Le Courrier de Kinshasa (L.C.K.) : Pourriez-vous nous rappeler brièvement votre parcours académique et professionnel ?

Blaise Ndala (B.N.) : Je suis titulaire d’une licence en droit de l’université de Kinshasa, d’un DES en droit international des droits de l’Homme de l’université catholique de Louvain et d’une maîtrise en administration publique de l’Énap du Québec. Je suis donc à la fois juriste et spécialiste des politiques publiques. Après des débuts au barreau à Kinshasa, mon expérience professionnelle s’est surtout bâtie au Canada où je suis arrivé en 2007, dans différents postes au sein de la fonction publique fédérale. Il y a de cela deux ans, j’ai accepté une mission en Haïti comme représentant d’avocats sans frontières Canada, avant de revenir à Ottawa où je travaille désormais à titre d’enquêteur correctionnel pour le bureau de l’ombudsman des détenus sous responsabilité fédérale. Comme vous pouvez le constater, rien de tout cela n’a le moindre rapport avec un destin d’écrivain.        

L.C.K. : Vous êtes l’auteur de deux romans à succès qui se sont retrouvés en lice pour de nombreux prix. Pourriez-vous nous faire un résumé du contenu de ces deux ouvrages et quel était le message principal de chacun d’eux ? Pourriez-vous également expliquer le sens des titres choisis et pourquoi ce choix ?

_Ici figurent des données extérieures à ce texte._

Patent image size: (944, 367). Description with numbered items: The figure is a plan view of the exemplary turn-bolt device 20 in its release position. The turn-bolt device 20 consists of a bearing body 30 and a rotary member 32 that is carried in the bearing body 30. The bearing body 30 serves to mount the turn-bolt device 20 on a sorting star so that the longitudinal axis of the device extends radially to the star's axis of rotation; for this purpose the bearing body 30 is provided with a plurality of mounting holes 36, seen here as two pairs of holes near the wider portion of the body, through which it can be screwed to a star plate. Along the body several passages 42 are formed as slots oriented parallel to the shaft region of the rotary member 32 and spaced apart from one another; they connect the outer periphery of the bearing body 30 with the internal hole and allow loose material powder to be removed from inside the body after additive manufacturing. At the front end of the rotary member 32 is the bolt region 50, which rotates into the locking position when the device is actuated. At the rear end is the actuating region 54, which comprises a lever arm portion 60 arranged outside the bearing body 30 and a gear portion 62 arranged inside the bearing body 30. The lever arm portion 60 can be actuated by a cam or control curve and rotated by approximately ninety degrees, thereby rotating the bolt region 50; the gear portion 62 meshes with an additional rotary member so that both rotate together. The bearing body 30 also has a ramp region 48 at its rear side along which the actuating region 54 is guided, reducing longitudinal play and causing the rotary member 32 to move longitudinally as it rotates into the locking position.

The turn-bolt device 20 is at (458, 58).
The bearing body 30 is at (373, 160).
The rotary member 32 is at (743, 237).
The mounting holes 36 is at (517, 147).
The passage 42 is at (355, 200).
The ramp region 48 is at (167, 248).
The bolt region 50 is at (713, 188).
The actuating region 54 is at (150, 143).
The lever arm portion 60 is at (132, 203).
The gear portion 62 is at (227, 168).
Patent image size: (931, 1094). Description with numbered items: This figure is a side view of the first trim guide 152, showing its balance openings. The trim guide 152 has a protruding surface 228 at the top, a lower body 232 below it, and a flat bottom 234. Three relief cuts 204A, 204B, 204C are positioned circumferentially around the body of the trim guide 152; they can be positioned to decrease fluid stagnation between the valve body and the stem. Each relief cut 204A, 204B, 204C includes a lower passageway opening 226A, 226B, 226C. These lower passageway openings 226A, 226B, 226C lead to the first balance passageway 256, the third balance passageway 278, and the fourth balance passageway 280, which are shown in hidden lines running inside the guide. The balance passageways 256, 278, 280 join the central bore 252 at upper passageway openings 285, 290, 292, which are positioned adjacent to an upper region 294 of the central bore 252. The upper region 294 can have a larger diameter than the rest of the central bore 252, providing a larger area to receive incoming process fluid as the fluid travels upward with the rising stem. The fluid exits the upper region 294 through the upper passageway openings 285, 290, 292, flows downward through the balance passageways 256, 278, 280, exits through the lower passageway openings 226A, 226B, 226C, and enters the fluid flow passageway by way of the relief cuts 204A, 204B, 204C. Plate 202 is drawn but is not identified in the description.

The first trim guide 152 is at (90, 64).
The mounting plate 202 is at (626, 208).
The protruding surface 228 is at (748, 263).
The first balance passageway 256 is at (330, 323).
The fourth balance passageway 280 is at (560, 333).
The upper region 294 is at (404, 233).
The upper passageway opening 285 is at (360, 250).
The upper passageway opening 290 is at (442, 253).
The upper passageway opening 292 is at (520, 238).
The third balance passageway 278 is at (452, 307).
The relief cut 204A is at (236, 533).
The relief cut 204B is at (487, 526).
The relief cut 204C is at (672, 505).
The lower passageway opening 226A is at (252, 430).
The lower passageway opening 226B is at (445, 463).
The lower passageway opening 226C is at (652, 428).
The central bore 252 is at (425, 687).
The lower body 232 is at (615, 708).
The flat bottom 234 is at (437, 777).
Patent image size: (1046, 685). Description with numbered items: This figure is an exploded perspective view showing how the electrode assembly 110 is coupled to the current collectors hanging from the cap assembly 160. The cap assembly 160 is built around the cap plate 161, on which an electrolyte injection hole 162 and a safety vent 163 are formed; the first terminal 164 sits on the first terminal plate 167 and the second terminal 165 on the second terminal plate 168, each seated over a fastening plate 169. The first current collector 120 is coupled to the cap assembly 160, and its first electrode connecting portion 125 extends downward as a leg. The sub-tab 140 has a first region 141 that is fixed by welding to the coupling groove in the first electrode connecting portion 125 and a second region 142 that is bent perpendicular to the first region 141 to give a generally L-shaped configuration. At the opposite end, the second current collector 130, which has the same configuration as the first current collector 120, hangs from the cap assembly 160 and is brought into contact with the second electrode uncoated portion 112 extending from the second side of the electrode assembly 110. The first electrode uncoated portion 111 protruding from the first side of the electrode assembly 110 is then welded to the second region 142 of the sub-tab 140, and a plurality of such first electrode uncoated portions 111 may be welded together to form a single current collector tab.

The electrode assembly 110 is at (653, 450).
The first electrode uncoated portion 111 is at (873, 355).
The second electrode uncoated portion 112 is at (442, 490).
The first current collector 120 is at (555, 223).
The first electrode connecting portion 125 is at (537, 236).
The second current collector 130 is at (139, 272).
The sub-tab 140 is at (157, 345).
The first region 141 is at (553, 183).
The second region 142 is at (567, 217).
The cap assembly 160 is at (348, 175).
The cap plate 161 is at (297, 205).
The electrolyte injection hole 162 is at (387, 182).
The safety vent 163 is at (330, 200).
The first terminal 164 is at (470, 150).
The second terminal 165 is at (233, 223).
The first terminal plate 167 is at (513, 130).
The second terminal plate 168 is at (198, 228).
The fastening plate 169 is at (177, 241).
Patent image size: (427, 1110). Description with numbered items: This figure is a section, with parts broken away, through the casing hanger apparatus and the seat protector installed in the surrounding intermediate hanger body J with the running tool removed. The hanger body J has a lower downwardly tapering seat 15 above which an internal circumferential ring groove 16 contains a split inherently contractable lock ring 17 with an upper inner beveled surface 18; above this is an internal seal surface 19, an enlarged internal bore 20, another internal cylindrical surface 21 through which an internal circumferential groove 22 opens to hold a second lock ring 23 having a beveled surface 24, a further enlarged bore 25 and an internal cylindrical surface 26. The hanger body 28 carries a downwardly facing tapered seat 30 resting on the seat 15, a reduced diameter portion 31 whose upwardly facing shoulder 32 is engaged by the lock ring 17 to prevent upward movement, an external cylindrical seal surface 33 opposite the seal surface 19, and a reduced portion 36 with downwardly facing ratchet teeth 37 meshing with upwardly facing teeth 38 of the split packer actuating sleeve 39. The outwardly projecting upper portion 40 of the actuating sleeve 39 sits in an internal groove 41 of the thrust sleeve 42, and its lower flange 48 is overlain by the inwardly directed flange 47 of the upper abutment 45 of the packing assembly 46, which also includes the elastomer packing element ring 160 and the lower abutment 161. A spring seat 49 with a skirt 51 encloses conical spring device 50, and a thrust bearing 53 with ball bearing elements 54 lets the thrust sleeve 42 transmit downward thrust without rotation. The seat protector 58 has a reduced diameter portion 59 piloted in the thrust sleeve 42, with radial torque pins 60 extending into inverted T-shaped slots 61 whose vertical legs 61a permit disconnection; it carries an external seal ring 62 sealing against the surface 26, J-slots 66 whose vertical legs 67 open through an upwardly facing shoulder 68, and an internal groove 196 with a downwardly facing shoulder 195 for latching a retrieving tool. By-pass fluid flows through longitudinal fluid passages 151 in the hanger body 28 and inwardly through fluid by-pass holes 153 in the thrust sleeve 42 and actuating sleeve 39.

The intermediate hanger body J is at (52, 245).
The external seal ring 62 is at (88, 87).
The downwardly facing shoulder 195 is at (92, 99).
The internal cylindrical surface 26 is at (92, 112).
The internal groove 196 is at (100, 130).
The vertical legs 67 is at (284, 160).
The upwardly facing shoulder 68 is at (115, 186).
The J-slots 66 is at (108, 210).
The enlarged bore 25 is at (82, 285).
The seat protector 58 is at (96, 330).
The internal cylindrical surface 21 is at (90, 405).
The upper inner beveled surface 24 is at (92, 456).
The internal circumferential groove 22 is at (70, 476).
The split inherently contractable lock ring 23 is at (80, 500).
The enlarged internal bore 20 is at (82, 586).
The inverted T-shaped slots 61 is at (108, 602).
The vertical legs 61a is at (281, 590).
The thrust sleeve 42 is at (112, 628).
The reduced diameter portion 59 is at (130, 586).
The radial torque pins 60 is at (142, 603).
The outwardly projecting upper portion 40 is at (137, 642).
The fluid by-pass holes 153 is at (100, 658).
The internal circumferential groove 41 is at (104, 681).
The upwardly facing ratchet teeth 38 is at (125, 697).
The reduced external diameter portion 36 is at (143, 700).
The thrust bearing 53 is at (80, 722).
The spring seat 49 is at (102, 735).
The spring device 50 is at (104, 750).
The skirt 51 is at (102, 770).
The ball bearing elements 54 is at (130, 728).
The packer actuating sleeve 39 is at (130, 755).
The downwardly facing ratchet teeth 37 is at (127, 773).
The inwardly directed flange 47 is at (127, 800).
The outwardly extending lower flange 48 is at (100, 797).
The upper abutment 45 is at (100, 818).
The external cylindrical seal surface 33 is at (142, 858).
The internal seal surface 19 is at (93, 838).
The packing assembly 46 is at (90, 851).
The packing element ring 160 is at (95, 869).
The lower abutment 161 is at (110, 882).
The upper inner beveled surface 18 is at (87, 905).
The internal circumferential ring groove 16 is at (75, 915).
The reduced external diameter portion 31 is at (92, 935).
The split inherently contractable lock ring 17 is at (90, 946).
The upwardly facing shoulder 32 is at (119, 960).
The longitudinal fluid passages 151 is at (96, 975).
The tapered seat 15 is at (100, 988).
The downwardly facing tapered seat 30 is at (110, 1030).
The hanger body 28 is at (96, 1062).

B.N. : Le premier, J’irai danser sur la tombe de Senghor, revisite le « combat du siècle » à Kinshasa, en 1974, entre Mohamed Ali et George Foreman. Mais c’est tout, sauf un roman sur la boxe. J’ai voulu simplement me servir de cet événement historique comme d’un alibi pour proposer une fresque du Zaïre et des mœurs zaïroises, une décennie après l’arrivée au pouvoir de cet animal politique à la fois fascinant et redouté que fut Mobutu Sese Seko. On y suit le destin du jeune Modéro, la mi-vingtaine, qui quitte son village dans le Kwilu pour Kin-la-belle où il rêve d’intégrer le groupe Zaïko Langa-Langa. Modéro finira dans les coulisses du « combat du siècle » et nous en dévoilera l’envers du décor, le tout sur fond de rivalité entre le jeune dictateur zaïrois et le président-poète sénégalais Léopold Sédar Senghor. C’est de là que cette fiction tire son titre.  Dans Sans capote ni kalachnikov, qui relève carrément de la satire, je propose une lecture décalée de la société du spectacle et de l’image qui est la nôtre. Un monde où la pauvreté, née des guerres et autres tragédies, est devenue une marchandise parmi d’autres, que différents acteurs du show-biz et de la galaxie « humanitaire » placent au cœur des agendas qui n’ont souvent rien à voir avec « l’aide aux pays pauvres ». Ça se passe dans un pays fictif nommé Cocagnie et toute ressemblance avec un ailleurs que le lecteur connaît serait, bien sûr, fortuite. On y parle d’exploitation frauduleuse des minerais, de rébellions armées sans tête mais avec mille queues qui sèment la désolation… Alors que y perdure une constipation électorale bien carabinée, on y parle du goût amer des rêves qui se meurent au bout des kalachnikovs. Le titre m’a été inspiré par ce théâtre foutraque où le premier roublard venu se présentera volontiers sous la tunique du bon Samaritain.  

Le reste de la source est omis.